Понемногу он увлекся, начинал чувствовать себя, как на уроке с холопями. Но Янина не слушала его — уронив на грудь голову, она думала о своем. Темные тени на лице, отрывистое и тяжкое, как стон, дыхание, глубокие морщины на лбу — отражали невеселые эти думы.

Время близилось к полудню, когда постельничий вспомнил о главной цели своей и приступил к делу.

— А в чем же порука, что ежели я без утайки поведаю, меня помилуют да и за рубеж отпустят? — спросила Янина, выслушав его.

Федор показал рукой в сторону Кремля.

— В том порукой не я, не дьяки, не бояре, а слово государя Алексея Михайловича.

Выхода не было. Янина отлично понимала, что ее ожидает.
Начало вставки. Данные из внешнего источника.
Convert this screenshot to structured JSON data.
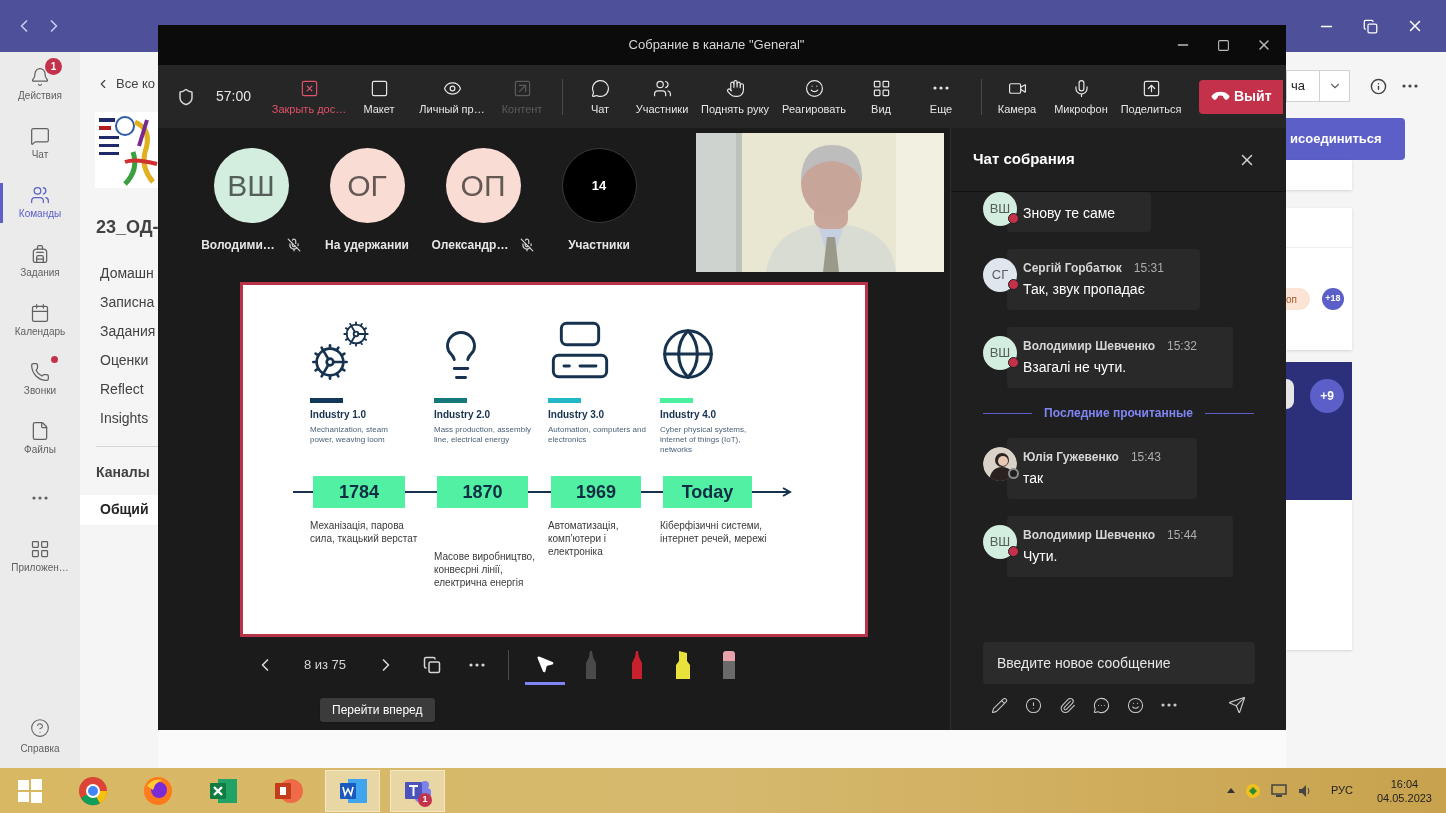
{
  "rail": {
    "items": [
      {
        "label": "Действия",
        "badge": "1",
        "dot": false,
        "selected": false
      },
      {
        "label": "Чат",
        "dot": false,
        "selected": false
      },
      {
        "label": "Команды",
        "dot": false,
        "selected": true
      },
      {
        "label": "Задания",
        "dot": false,
        "selected": false
      },
      {
        "label": "Календарь",
        "dot": false,
        "selected": false
      },
      {
        "label": "Звонки",
        "dot": true,
        "selected": false
      },
      {
        "label": "Файлы",
        "dot": false,
        "selected": false
      },
      {
        "kind": "more",
        "dot": false,
        "selected": false
      },
      {
        "label": "Приложен…",
        "dot": false,
        "selected": false
      }
    ],
    "help": "Справка"
  },
  "team": {
    "back": "Все ко",
    "title": "23_ОД-",
    "menu": [
      "Домашн",
      "Записна",
      "Задания",
      "Оценки",
      "Reflect",
      "Insights"
    ],
    "channels_heading": "Каналы",
    "channels": [
      {
        "label": "Общий",
        "selected": true
      }
    ]
  },
  "right_pane": {
    "dropdown": "ча",
    "join_button": "исоединиться",
    "chip": "оп",
    "count": "+18",
    "count_2": "+9"
  },
  "meeting": {
    "title": "Собрание в канале \"General\"",
    "timer": "57:00",
    "toolbar": [
      [
        {
          "label": "Закрыть дос…",
          "kind": "danger",
          "disabled": false
        },
        {
          "label": "Макет",
          "kind": "normal",
          "disabled": false
        },
        {
          "label": "Личный пр…",
          "kind": "normal",
          "disabled": false
        },
        {
          "label": "Контент",
          "kind": "normal",
          "disabled": true
        }
      ],
      [
        {
          "label": "Чат",
          "kind": "normal",
          "disabled": false
        },
        {
          "label": "Участники",
          "kind": "normal",
          "disabled": false
        },
        {
          "label": "Поднять руку",
          "kind": "normal",
          "disabled": false
        },
        {
          "label": "Реагировать",
          "kind": "normal",
          "disabled": false
        },
        {
          "label": "Вид",
          "kind": "normal",
          "disabled": false
        },
        {
          "label": "Еще",
          "kind": "normal",
          "disabled": false
        }
      ],
      [
        {
          "label": "Камера",
          "kind": "normal",
          "disabled": false
        },
        {
          "label": "Микрофон",
          "kind": "normal",
          "disabled": false
        },
        {
          "label": "Поделиться",
          "kind": "normal",
          "disabled": false
        }
      ]
    ],
    "leave_button": "Выйт",
    "participants": [
      {
        "kind": "avatar",
        "initials": "ВШ",
        "color": "#d3eddf",
        "name": "Володими…",
        "muted": true
      },
      {
        "kind": "avatar",
        "initials": "ОГ",
        "color": "#f9dcd3",
        "name": "На удержании",
        "muted": false
      },
      {
        "kind": "avatar",
        "initials": "ОП",
        "color": "#f9dcd3",
        "name": "Олександр…",
        "muted": true
      },
      {
        "kind": "count",
        "count": "14",
        "name": "Участники"
      }
    ],
    "slide": {
      "columns": [
        {
          "title": "Industry 1.0",
          "description": "Mechanization, steam power, weaving loom",
          "year": "1784",
          "note": "Механізація, парова сила, ткацький верстат",
          "color": "#12395a"
        },
        {
          "title": "Industry 2.0",
          "description": "Mass production, assembly line, electrical energy",
          "year": "1870",
          "note": "Масове виробництво, конвеєрні лінії, електрична енергія",
          "color": "#17787a"
        },
        {
          "title": "Industry 3.0",
          "description": "Automation, computers and electronics",
          "year": "1969",
          "note": "Автоматизація, комп’ютери і електроніка",
          "color": "#22b8c8"
        },
        {
          "title": "Industry 4.0",
          "description": "Cyber physical systems, internet of things (IoT), networks",
          "year": "Today",
          "note": "Кіберфізичні системи, інтернет речей, мережі",
          "color": "#4bf09e"
        }
      ]
    },
    "slide_counter": "8 из 75",
    "tools": [
      {
        "kind": "pointer",
        "selected": true
      },
      {
        "kind": "pen",
        "color": "#4a4a4a",
        "selected": false
      },
      {
        "kind": "pen",
        "color": "#c8202c",
        "selected": false
      },
      {
        "kind": "highlighter",
        "color": "#e8e23a",
        "selected": false
      },
      {
        "kind": "eraser",
        "color": "#e8a3aa",
        "selected": false
      }
    ],
    "tooltip": "Перейти вперед"
  },
  "chat": {
    "title": "Чат собрания",
    "messages": [
      {
        "kind": "message",
        "avatar": {
          "kind": "initials",
          "text": "ВШ",
          "color": "#d3eddf"
        },
        "busy": true,
        "text": "Знову те саме"
      },
      {
        "kind": "message",
        "avatar": {
          "kind": "initials",
          "text": "СГ",
          "color": "#dfe6ee"
        },
        "busy": true,
        "author": "Сергій Горбатюк",
        "time": "15:31",
        "text": "Так, звук пропадає"
      },
      {
        "kind": "message",
        "avatar": {
          "kind": "initials",
          "text": "ВШ",
          "color": "#d3eddf"
        },
        "busy": true,
        "author": "Володимир Шевченко",
        "time": "15:32",
        "text": "Взагалі не чути."
      },
      {
        "kind": "divider",
        "text": "Последние прочитанные"
      },
      {
        "kind": "message",
        "busy": false,
        "author": "Юлія Гужевенко",
        "time": "15:43",
        "text": "так"
      },
      {
        "kind": "message",
        "avatar": {
          "kind": "initials",
          "text": "ВШ",
          "color": "#d3eddf"
        },
        "busy": true,
        "author": "Володимир Шевченко",
        "time": "15:44",
        "text": "Чути."
      }
    ],
    "compose": {
      "placeholder": "Введите новое сообщение"
    }
  },
  "taskbar": {
    "apps": [
      {
        "kind": "chrome",
        "active": false
      },
      {
        "kind": "firefox",
        "active": false
      },
      {
        "kind": "excel",
        "active": false
      },
      {
        "kind": "powerpoint",
        "active": false
      },
      {
        "kind": "word",
        "active": true
      },
      {
        "kind": "teams",
        "active": true,
        "badge": "1"
      }
    ],
    "language": "РУС",
    "time": "16:04",
    "date": "04.05.2023"
  }
}
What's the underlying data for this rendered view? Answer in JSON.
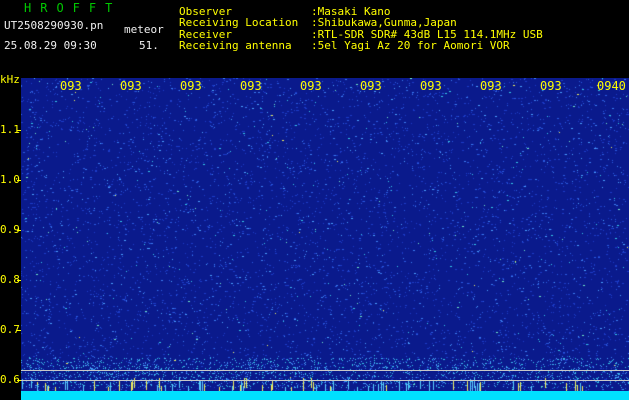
{
  "app": {
    "title": "HROFFT",
    "filename": "UT2508290930.pn",
    "mode": "meteor",
    "datetime": "25.08.29 09:30",
    "count": "51."
  },
  "info": {
    "observer_label": "Observer",
    "observer_value": ":Masaki Kano",
    "location_label": "Receiving Location",
    "location_value": ":Shibukawa,Gunma,Japan",
    "receiver_label": "Receiver",
    "receiver_value": ":RTL-SDR SDR# 43dB L15 114.1MHz USB",
    "antenna_label": "Receiving antenna",
    "antenna_value": ":5el Yagi Az 20 for Aomori VOR"
  },
  "axis": {
    "unit": "kHz",
    "y_ticks": [
      "1.1",
      "1.0",
      "0.9",
      "0.8",
      "0.7",
      "0.6"
    ],
    "x_ticks": [
      "093",
      "093",
      "093",
      "093",
      "093",
      "093",
      "093",
      "093",
      "093",
      "0940"
    ]
  },
  "colors": {
    "background": "#0a1a8c",
    "label": "#ffff00",
    "app_title": "#00c800",
    "baseline": "#00e0ff"
  }
}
Запирательство грозило жесточайшими пытками и позорною казнью, полное же признание могло принести облегчение участи, а может быть, при содействии Федора, и освобождение. «Бывало же так, — насильно старалась убедить себя она, — жаловали же волей покаявшихся»…

И она согласилась на предложение Федора.

* * *

Вот уже третий день, как Янина одна правит усадьбой. Ртищев уехал по царевым делам к оружейникам в Тулу и оставил полонную женку полновластной хозяйкой.

В воскресенье, в обед, к Янине прибыли гости, ляхи и иноземцы из Немецкой слободы.

За столом прислуживал Савинка. Янина, в присутствии челяди, объявила, что с православною верою она приняла и обычаи православные, а потому потчевать будет гостей по-московски.

От трапезной до поварни вытянулся долгий холопий черед. Пошли из рук в руки тяжелые ведра, лохани и блюда. Задымились на резном столе куры во щах да в лапше с лимоном, папорок лебедин под шафранным взваром, утки с огурцами, гуси с пшеном сарацинским, петухи рассольные с имбирем, перепеча крупичатая, пироги с бараниною, кислые с сыром, рассольные, жареные и подовые, блины, караван… А травников, пива ягодного, медов — вишневого, можжевелого, смородинного, черемухового и малинового — да романеи и мушкателя столько выпито было, что челядь и счет потеряла жбанам, корцам и мушермам.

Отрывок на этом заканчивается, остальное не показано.